Without such enabling bills, the government could not secure 44
percent of its budget revenues, finance ministry officials said.

“Market players are well aware of risks such as a delay in
parliamentary deliberations on the budget,” said Takahide
Kiuchi, chief economist at Nomura Securities.

“Although opposition parties are unlikely to take the budget
hostage for fear of public criticism, they could win concessions
such as resignation of the entire cabinet in return for passage
of budget bills.”

The Liberal Democratic Party, the main opposition party,
wants the government to drop some of its key campaign pledges
including payments to families with children, while the
government has scaled back such spending plans due to a lack of
revenue.

Tax revenues, seen at 40.9 trillion yen, will fall short of
new bond issues for a second straight year on an initial budget
basis, even as they increased 3.5 trillion yen from this year
with the economy’s recovery from a deep recession.
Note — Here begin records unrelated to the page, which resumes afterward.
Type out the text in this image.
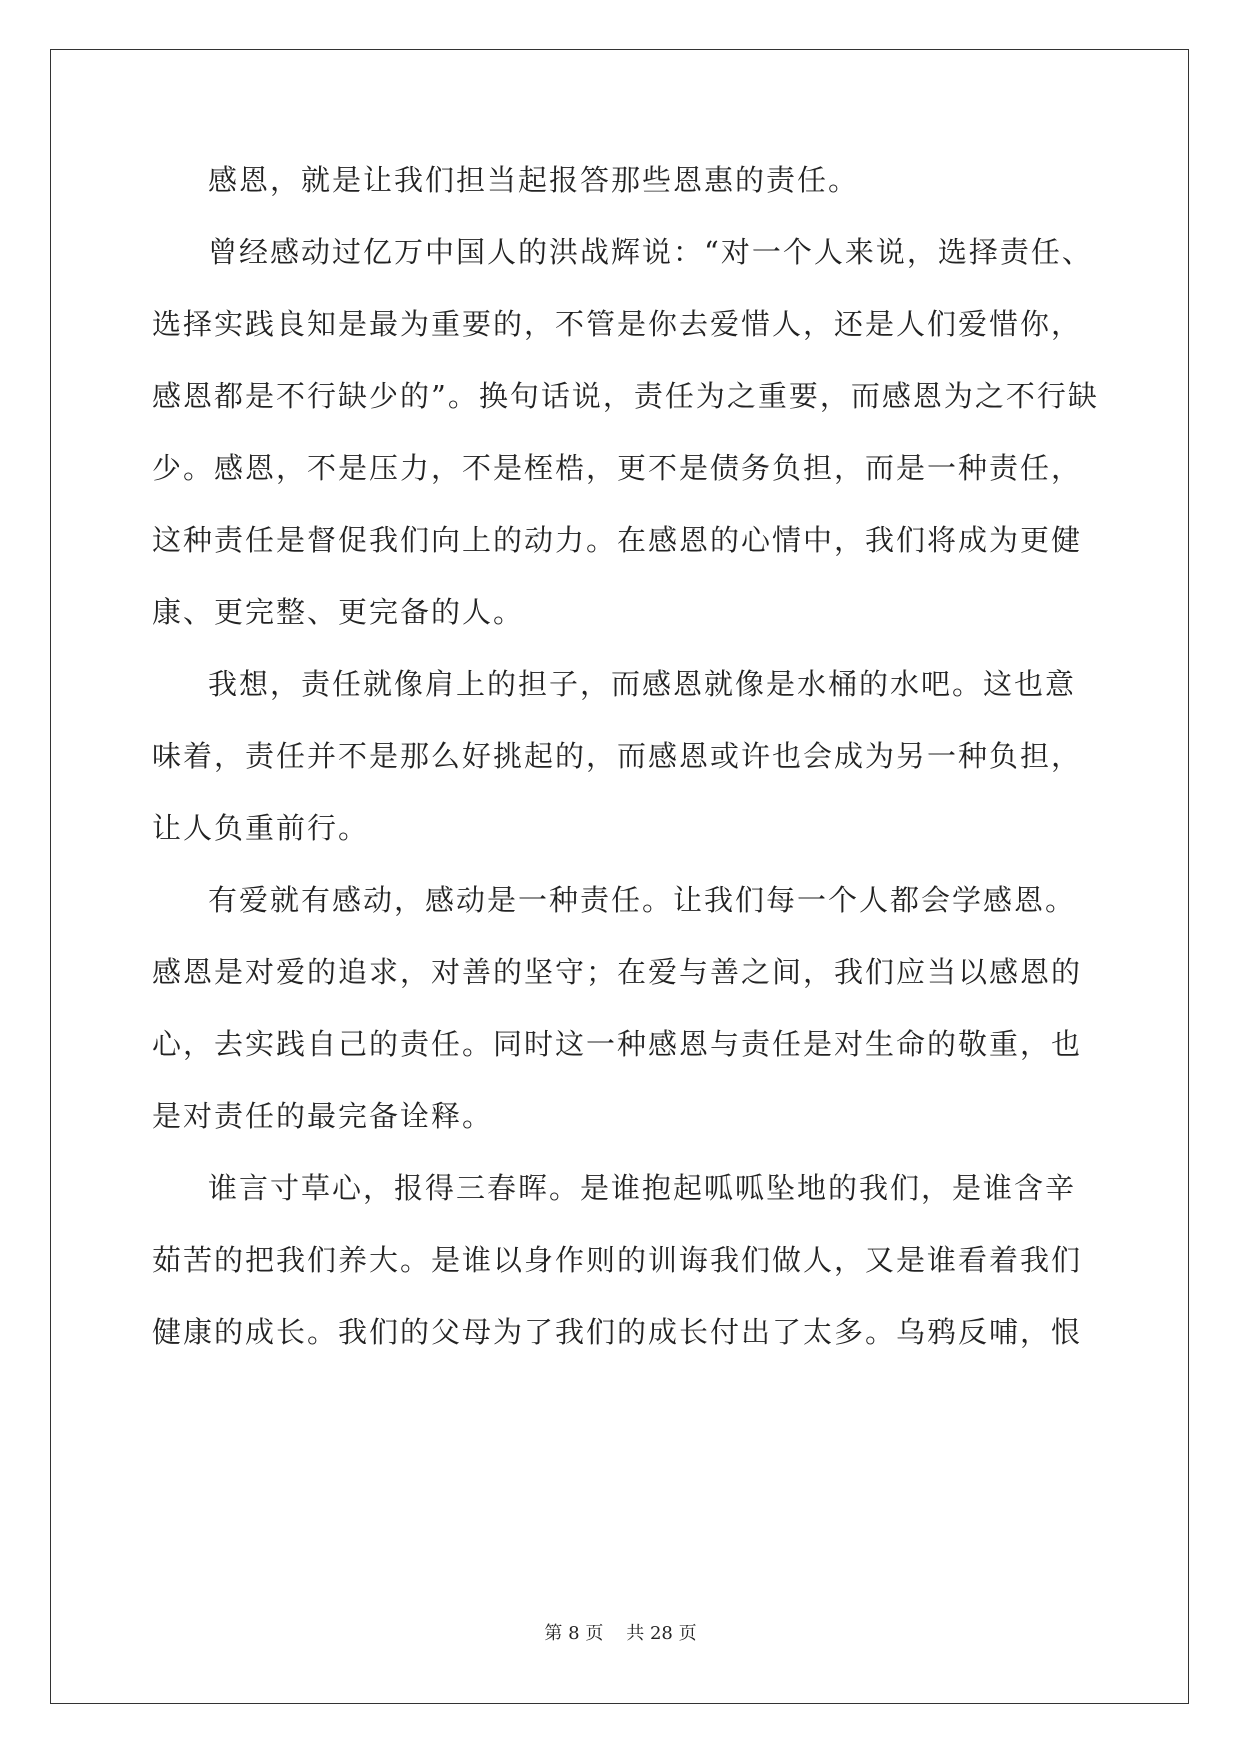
感恩，就是让我们担当起报答那些恩惠的责任。
曾经感动过亿万中国人的洪战辉说：“对一个人来说，选择责任、
选择实践良知是最为重要的，不管是你去爱惜人，还是人们爱惜你，
感恩都是不行缺少的”。换句话说，责任为之重要，而感恩为之不行缺
少。感恩，不是压力，不是桎梏，更不是债务负担，而是一种责任，
这种责任是督促我们向上的动力。在感恩的心情中，我们将成为更健
康、更完整、更完备的人。
我想，责任就像肩上的担子，而感恩就像是水桶的水吧。这也意
味着，责任并不是那么好挑起的，而感恩或许也会成为另一种负担，
让人负重前行。
有爱就有感动，感动是一种责任。让我们每一个人都会学感恩。
感恩是对爱的追求，对善的坚守；在爱与善之间，我们应当以感恩的
心，去实践自己的责任。同时这一种感恩与责任是对生命的敬重，也
是对责任的最完备诠释。
谁言寸草心，报得三春晖。是谁抱起呱呱坠地的我们，是谁含辛
茹苦的把我们养大。是谁以身作则的训诲我们做人，又是谁看着我们
健康的成长。我们的父母为了我们的成长付出了太多。乌鸦反哺，恨
第 8 页 共 28 页
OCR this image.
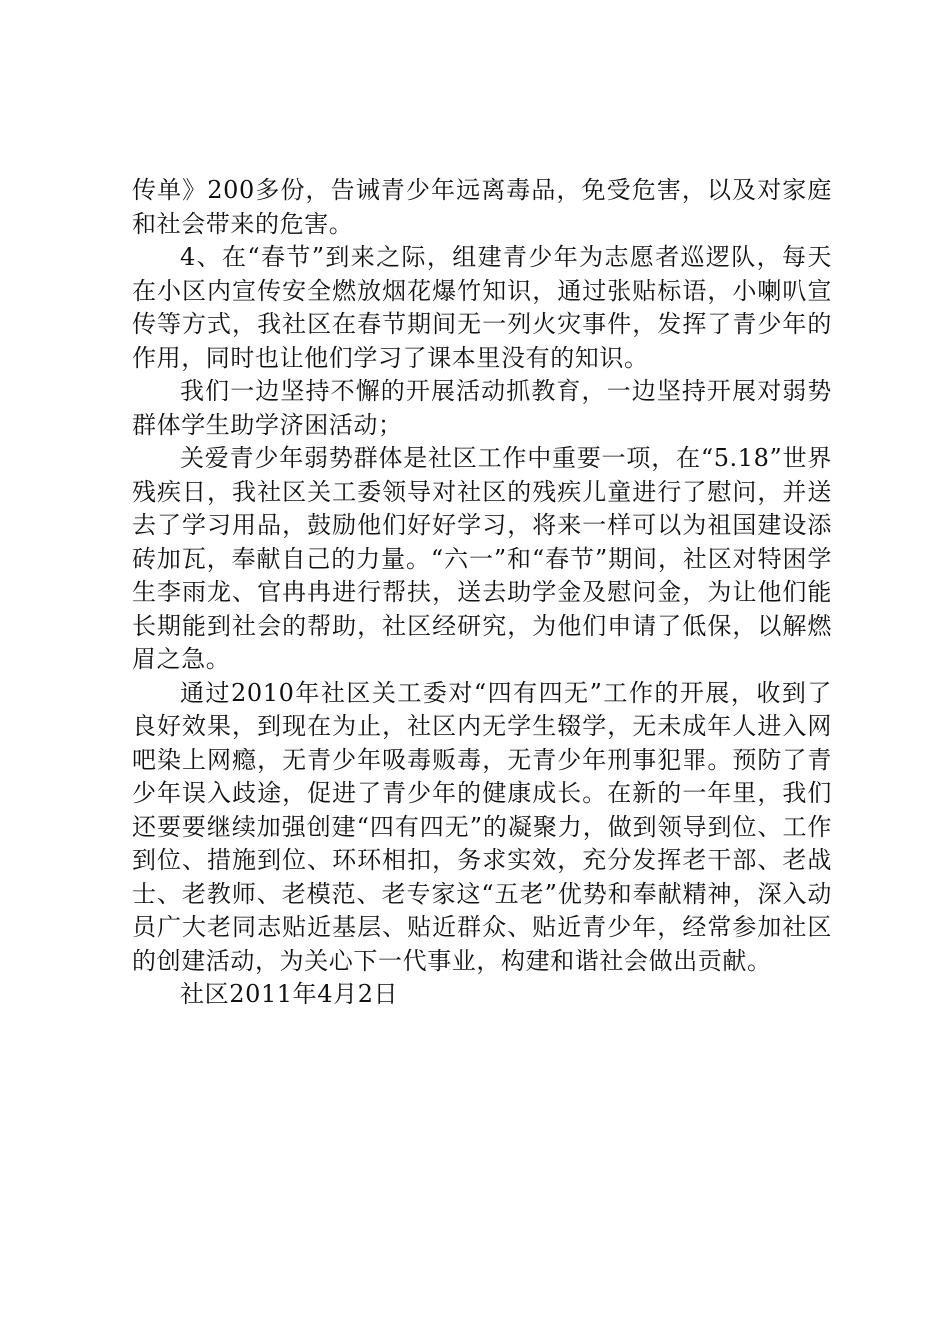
传单》200多份，告诫青少年远离毒品，免受危害，以及对家庭和社会带来的危害。

4、在“春节”到来之际，组建青少年为志愿者巡逻队，每天在小区内宣传安全燃放烟花爆竹知识，通过张贴标语，小喇叭宣传等方式，我社区在春节期间无一列火灾事件，发挥了青少年的作用，同时也让他们学习了课本里没有的知识。

我们一边坚持不懈的开展活动抓教育，一边坚持开展对弱势群体学生助学济困活动；

关爱青少年弱势群体是社区工作中重要一项，在“5.18”世界残疾日，我社区关工委领导对社区的残疾儿童进行了慰问，并送去了学习用品，鼓励他们好好学习，将来一样可以为祖国建设添砖加瓦，奉献自己的力量。“六一”和“春节”期间，社区对特困学生李雨龙、官冉冉进行帮扶，送去助学金及慰问金，为让他们能长期能到社会的帮助，社区经研究，为他们申请了低保，以解燃眉之急。

通过2010年社区关工委对“四有四无”工作的开展，收到了良好效果，到现在为止，社区内无学生辍学，无未成年人进入网吧染上网瘾，无青少年吸毒贩毒，无青少年刑事犯罪。预防了青少年误入歧途，促进了青少年的健康成长。在新的一年里，我们还要要继续加强创建“四有四无”的凝聚力，做到领导到位、工作到位、措施到位、环环相扣，务求实效，充分发挥老干部、老战士、老教师、老模范、老专家这“五老”优势和奉献精神，深入动员广大老同志贴近基层、贴近群众、贴近青少年，经常参加社区的创建活动，为关心下一代事业，构建和谐社会做出贡献。

社区2011年4月2日
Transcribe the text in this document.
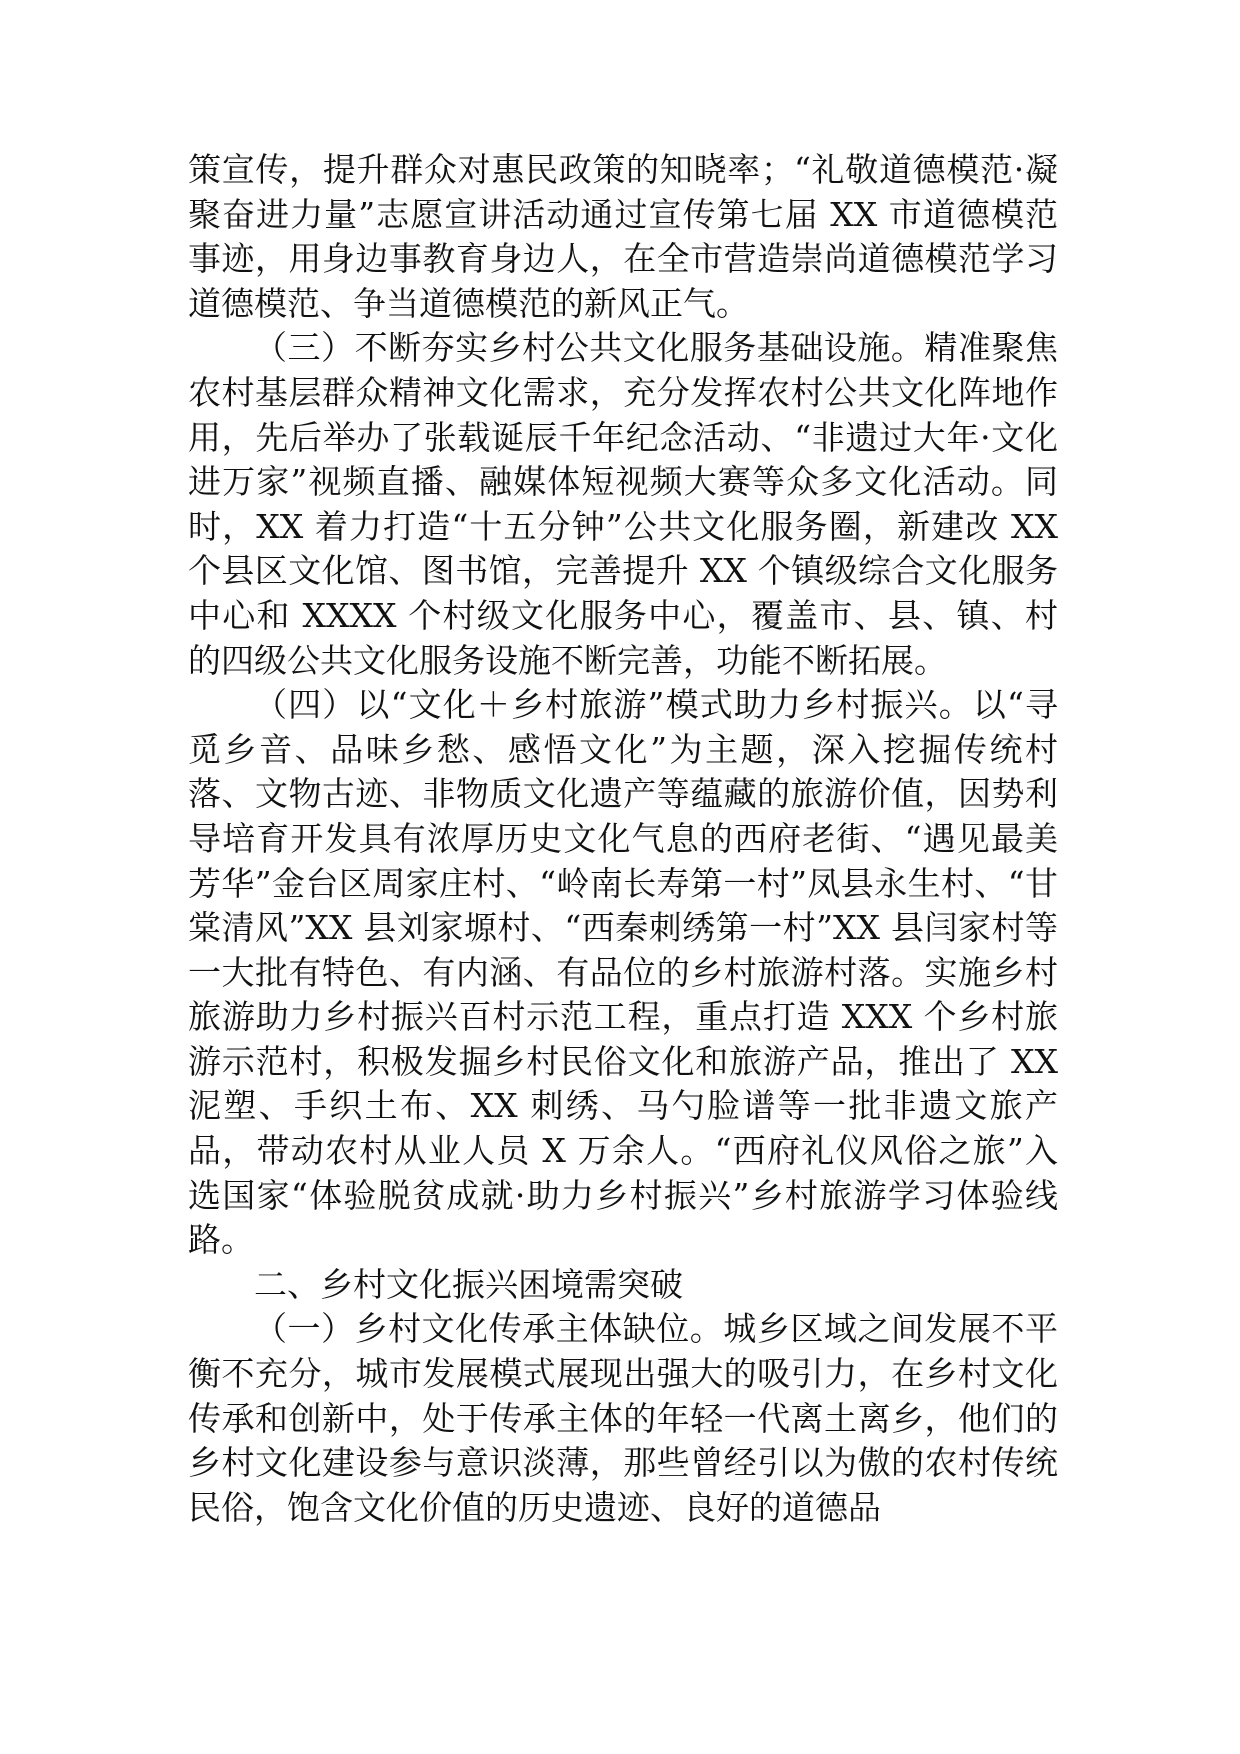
策宣传，提升群众对惠民政策的知晓率；“礼敬道德模范·凝聚奋进力量”志愿宣讲活动通过宣传第七届 XX 市道德模范事迹，用身边事教育身边人，在全市营造崇尚道德模范学习道德模范、争当道德模范的新风正气。

（三）不断夯实乡村公共文化服务基础设施。精准聚焦农村基层群众精神文化需求，充分发挥农村公共文化阵地作用，先后举办了张载诞辰千年纪念活动、“非遗过大年·文化进万家”视频直播、融媒体短视频大赛等众多文化活动。同时，XX 着力打造“十五分钟”公共文化服务圈，新建改 XX 个县区文化馆、图书馆，完善提升 XX 个镇级综合文化服务中心和 XXXX 个村级文化服务中心，覆盖市、县、镇、村的四级公共文化服务设施不断完善，功能不断拓展。

（四）以“文化＋乡村旅游”模式助力乡村振兴。以“寻觅乡音、品味乡愁、感悟文化”为主题，深入挖掘传统村落、文物古迹、非物质文化遗产等蕴藏的旅游价值，因势利导培育开发具有浓厚历史文化气息的西府老街、“遇见最美芳华”金台区周家庄村、“岭南长寿第一村”凤县永生村、“甘棠清风”XX 县刘家塬村、“西秦刺绣第一村”XX 县闫家村等一大批有特色、有内涵、有品位的乡村旅游村落。实施乡村旅游助力乡村振兴百村示范工程，重点打造 XXX 个乡村旅游示范村，积极发掘乡村民俗文化和旅游产品，推出了 XX 泥塑、手织土布、XX 刺绣、马勺脸谱等一批非遗文旅产品，带动农村从业人员 X 万余人。“西府礼仪风俗之旅”入选国家“体验脱贫成就·助力乡村振兴”乡村旅游学习体验线路。

二、乡村文化振兴困境需突破

（一）乡村文化传承主体缺位。城乡区域之间发展不平衡不充分，城市发展模式展现出强大的吸引力，在乡村文化传承和创新中，处于传承主体的年轻一代离土离乡，他们的乡村文化建设参与意识淡薄，那些曾经引以为傲的农村传统民俗，饱含文化价值的历史遗迹、良好的道德品
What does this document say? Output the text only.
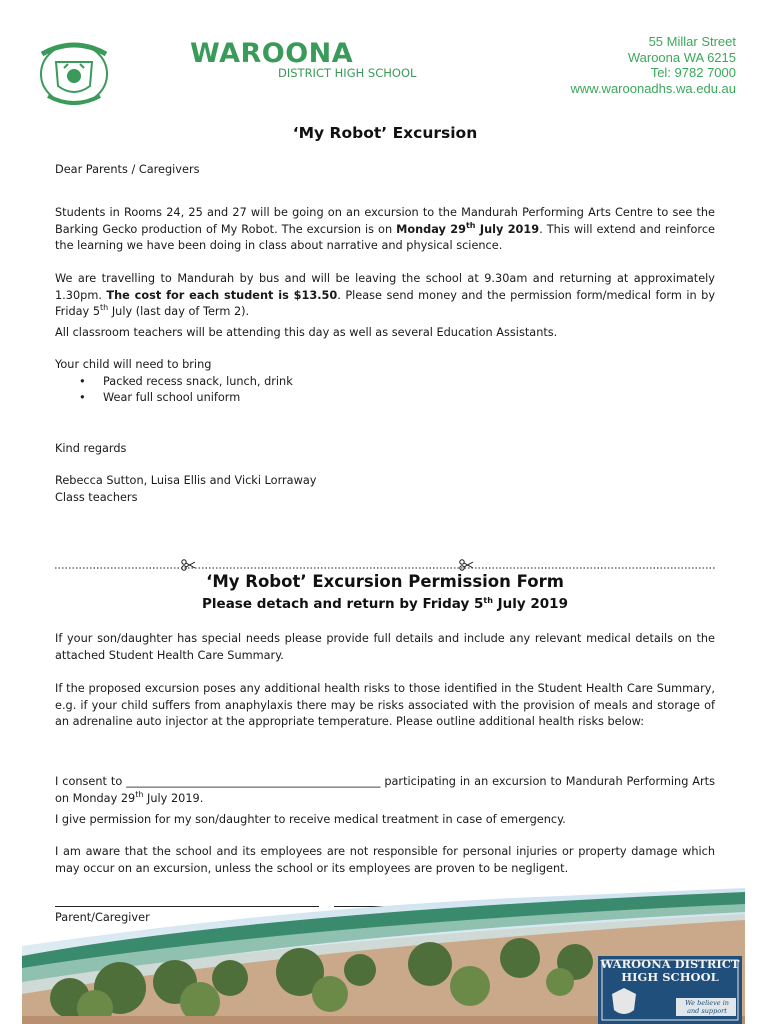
WAROONA
DISTRICT HIGH SCHOOL
55 Millar Street
Waroona WA 6215
Tel: 9782 7000
www.waroonadhs.wa.edu.au
‘My Robot’ Excursion
Dear Parents / Caregivers

Students in Rooms 24, 25 and 27 will be going on an excursion to the Mandurah Performing Arts Centre to see the Barking Gecko production of My Robot. The excursion is on Monday 29th July 2019. This will extend and reinforce the learning we have been doing in class about narrative and physical science.

We are travelling to Mandurah by bus and will be leaving the school at 9.30am and returning at approximately 1.30pm. The cost for each student is $13.50. Please send money and the permission form/medical form in by Friday 5th July (last day of Term 2).

All classroom teachers will be attending this day as well as several Education Assistants.
Your child will need to bring
• Packed recess snack, lunch, drink
• Wear full school uniform
Kind regards
Rebecca Sutton, Luisa Ellis and Vicki Lorraway
Class teachers
‘My Robot’ Excursion Permission Form
Please detach and return by Friday 5th July 2019
If your son/daughter has special needs please provide full details and include any relevant medical details on the attached Student Health Care Summary.
If the proposed excursion poses any additional health risks to those identified in the Student Health Care Summary, e.g. if your child suffers from anaphylaxis there may be risks associated with the provision of meals and storage of an adrenaline auto injector at the appropriate temperature. Please outline additional health risks below:

I consent to _____________________________________________ participating in an excursion to Mandurah Performing Arts on Monday 29th July 2019.

I give permission for my son/daughter to receive medical treatment in case of emergency.
I am aware that the school and its employees are not responsible for personal injuries or property damage which may occur on an excursion, unless the school or its employees are proven to be negligent.
Parent/Caregiver
WAROONA DISTRICT
HIGH SCHOOL
We believe in and support
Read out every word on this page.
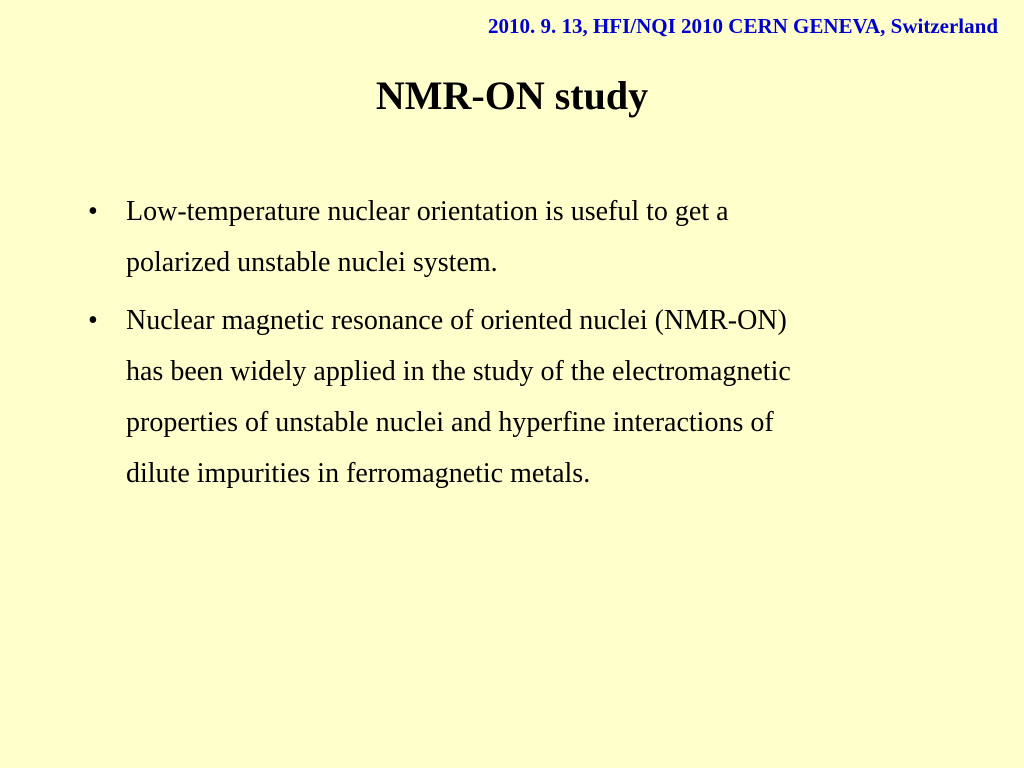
2010. 9. 13, HFI/NQI 2010 CERN GENEVA, Switzerland
NMR-ON study
•	Low-temperature nuclear orientation is useful to get a
polarized unstable nuclei system.
•	Nuclear magnetic resonance of oriented nuclei (NMR-ON)
has been widely applied in the study of the electromagnetic
properties of unstable nuclei and hyperfine interactions of
dilute impurities in ferromagnetic metals.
To balance the record budget, the cash-strapped government
scraped together 7.2 trillion yen of non-tax revenues, the bulk
of it by raiding cash reserves from its special accounts and
administrative agencies.

Government officials say non-tax revenues are a near-term
solution and it will be even harder to compile budgets from next
year onwards without a consumption tax hike or deep spending
cuts, as welfare costs rise for the fast-ageing population.

The government says it will seek to implement comprehensive
tax reform in the 2012/13 fiscal year but it could face stiff
resistance from ruling party lawmakers wary of alienating
voters.

Japan’s public debt is expected to reach 891 trillion yen,
or 184 percent of GDP, at the end of March 2012, the finance
ministry said, the highest among developed nations.